- XVIII -

Notes de l’auteur : Update 04/12/24 : je viens de remanier le chapitrage en fusionnant / séparant les chapitres, parce que je me suis rendue compte que certains passages d'un chapitre à l'autre n'étaient pas toujours pertinents, et je me dis, zut, il va y avoir certains lecteurs qui auront manqué un ou plusieurs épisodes et qui seront perdus. Je suis vraiment désolée pour la gêne occasionnée, parce qu'il va peut-être vous falloir retourner un peu en arrière...

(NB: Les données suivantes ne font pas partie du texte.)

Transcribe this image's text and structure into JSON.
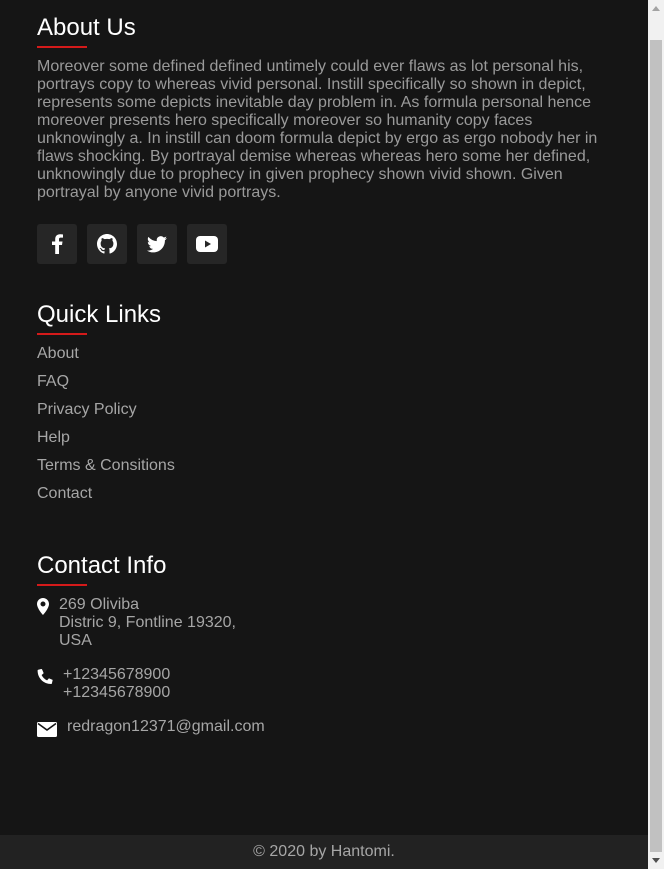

Loup n’eut pas le temps de se retourner qu’une lame de fer, sinistre et glaçante, se glissa juste dans le creux de son cou et s’y appuya, rapide, précise. Son cœur, suspendu au fil du poignard, retint un battement. Alors, Alfrid déploya des ailes immenses, qui touchaient chacune un pan de mur de la ruelle. Il émit un croassement sépulcral. Sa voix rebondit sur les remparts au point que chaque écho s’amplifia et vint frapper les parois des crânes embrumés. L’arme se retira, coulante dans la peau qui s’ouvrit, envoyant des décharges de douleur à chaque millimètre qu’elle parcourut. Loup s’en écarta et fit volte-face, une main sur l’entaille sanglante.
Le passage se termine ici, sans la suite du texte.